By Chinwendu Obienyi
One year after the Central Bank of Nigeria (CBN) accused AbokiFX, a website that collates black market exchange rates of conducting illegal activities hurting the currency’s rate, the Naira has lost 25 per cent of its value.
AbokiFX had functioned as a benchmark by which Nigerians calculated the rate of the Naira in the black market. But the CBN had frowned at the actions and accused the firm of currency manipulation at a time of rapid Naira depreciation.
Addressing journalists after the Monetary Policy Committee (MPC) meeting, on September 17, 2021, the apex bank Governor, Godwin Emefiele, said the CBN had studied the activities of AbokiFX in the last two years and that the publisher of the platform, Oniwinde Adedotun, was involved in illegal forex trading.
“There was a time we asked our colleagues to call the AbokiFX to ask how he conducts the rates. He lives in the UK and publishes arbitrary rates without contacting Bureau De Change Operators (BDCs) in Nigeria.
Mr Oniwinde, we will track you, we cannot allow you to continue to kill our economy.
He uses his website for forex manipulations and speculations by purchasing forex to make a profit. It is completely illegal and unacceptable.
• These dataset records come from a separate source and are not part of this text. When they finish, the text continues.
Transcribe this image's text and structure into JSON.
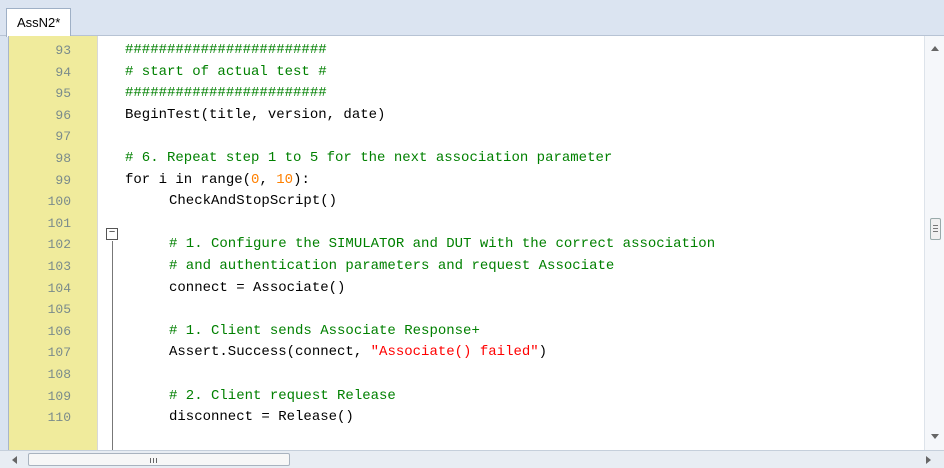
{
  "tab": {
    "label": "AssN2*"
  },
  "colors": {
    "gutter": "#f0eb9c",
    "comment": "#008000",
    "number": "#ff8000",
    "string": "#ff0000",
    "line_number": "#7a8b8b"
  },
  "icons": {
    "fold": "minus-box-icon"
  },
  "editor": {
    "lines": [
      {
        "num": "93",
        "segs": [
          {
            "t": "########################",
            "c": "comment"
          }
        ]
      },
      {
        "num": "94",
        "segs": [
          {
            "t": "# start of actual test #",
            "c": "comment"
          }
        ]
      },
      {
        "num": "95",
        "segs": [
          {
            "t": "########################",
            "c": "comment"
          }
        ]
      },
      {
        "num": "96",
        "segs": [
          {
            "t": "BeginTest(title, version, date)",
            "c": "plain"
          }
        ]
      },
      {
        "num": "97",
        "segs": []
      },
      {
        "num": "98",
        "segs": [
          {
            "t": "# 6. Repeat step 1 to 5 for the next association parameter",
            "c": "comment"
          }
        ]
      },
      {
        "num": "99",
        "segs": [
          {
            "t": "for i in range(",
            "c": "plain"
          },
          {
            "t": "0",
            "c": "num"
          },
          {
            "t": ", ",
            "c": "plain"
          },
          {
            "t": "10",
            "c": "num"
          },
          {
            "t": "):",
            "c": "plain"
          }
        ]
      },
      {
        "num": "100",
        "indent": true,
        "segs": [
          {
            "t": "CheckAndStopScript()",
            "c": "plain"
          }
        ]
      },
      {
        "num": "101",
        "indent": true,
        "segs": []
      },
      {
        "num": "102",
        "indent": true,
        "segs": [
          {
            "t": "# 1. Configure the SIMULATOR and DUT with the correct association",
            "c": "comment"
          }
        ]
      },
      {
        "num": "103",
        "indent": true,
        "segs": [
          {
            "t": "# and authentication parameters and request Associate",
            "c": "comment"
          }
        ]
      },
      {
        "num": "104",
        "indent": true,
        "segs": [
          {
            "t": "connect = Associate()",
            "c": "plain"
          }
        ]
      },
      {
        "num": "105",
        "indent": true,
        "segs": []
      },
      {
        "num": "106",
        "indent": true,
        "segs": [
          {
            "t": "# 1. Client sends Associate Response+",
            "c": "comment"
          }
        ]
      },
      {
        "num": "107",
        "indent": true,
        "segs": [
          {
            "t": "Assert.Success(connect, ",
            "c": "plain"
          },
          {
            "t": "\"Associate() failed\"",
            "c": "str"
          },
          {
            "t": ")",
            "c": "plain"
          }
        ]
      },
      {
        "num": "108",
        "indent": true,
        "segs": []
      },
      {
        "num": "109",
        "indent": true,
        "segs": [
          {
            "t": "# 2. Client request Release",
            "c": "comment"
          }
        ]
      },
      {
        "num": "110",
        "indent": true,
        "segs": [
          {
            "t": "disconnect = Release()",
            "c": "plain"
          }
        ]
      }
    ]
  }
}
Mr Oniwinde is an illegal FX dealer that have inflow and sold tens of millions of FX to several Nigerian companies in contravention of the FX law, he directly benefits from the rates he quotes daily on his website.
The only exchange rate market remains the Investors and Exporters (I&E) window. I am sorry to say that I do not, and I do not intend to recognise any FX in the market. Go to your bank. Even if your limit is above what the bank is selling, put it forward, and we will look into it”, Emefiele had said.
Issuing a swift response, the website’s owner, Oniwinde, categorically refuted the claims and suspended the platform’s display of FX rates pending the settlement of the case.
He said, “AbokiFX has taken the decision today, the 17th of September 2021, to temporarily suspend rate updates on all our platforms until we get better clarity of the situation.”
At that time, the Naira was trading around N570/$; one year later, the Naira has plummeted to around N710/$. This represents a 25 per cent drop in one year.
In a recent tweet dated September 17, 2022, AbokiFX sent a friendly reminder to the public suggesting it had no role in the free fall of the Naira despite the many accusations.
“September 17, 2021. N570, September 17, 2022. N710. It’s been 366 days. -25 per cent. This time last year, we suspended rate publication to test the impact on the parallel market exchange rate. A further 25 per cent decline has been recorded”, Aboki FX tweeted.
Across the FX windows, the naira was flat at N436.25/$ at the I&E window but depreciated by 0.1 per cent to N709.00/USD at the parallel market last week. Reacting to recent tweet by AbokiFX, analysts said until Nigeria ramps up the supply of the dollar, Naira depreciation will continue.
An analyst who pleaded anonymity due to sensitivity of the matter, said that the CBN cannot continue to fight a supply problem when it is cutting demands.
He said, “Foreign Direct Investments (FDIs) and exports are good ways of exploring this situation. We need to supply so that we can establish an equilibrium. With the current realities as regards the happenings at the parallel market, I think I would say AbokiFX was right but the onus is on the CBN to ensure that an average Nigerian gets FX from all banks in the country”.
For their part, analysts at Cordros Research in a weekly assessment of performance of the FX market, said, “Although the CBN has enough liquidity to support the FX market over the short term, we highlight that foreign inflows are paramount for sustained FX liquidity over the medium term. Considering the tepid accretion to the reserves given the low crude oil production level and elevated PMS under-recovery costs, FPIs that historically supported supply levels in the IEW will be needed to sustain FX liquidity levels in the medium to long term.
Hence, we think further adjustments in the NGN/USD peg closer to its fair value and flexibility in the exchange rate would be significant in attracting foreign inflows back to the market”.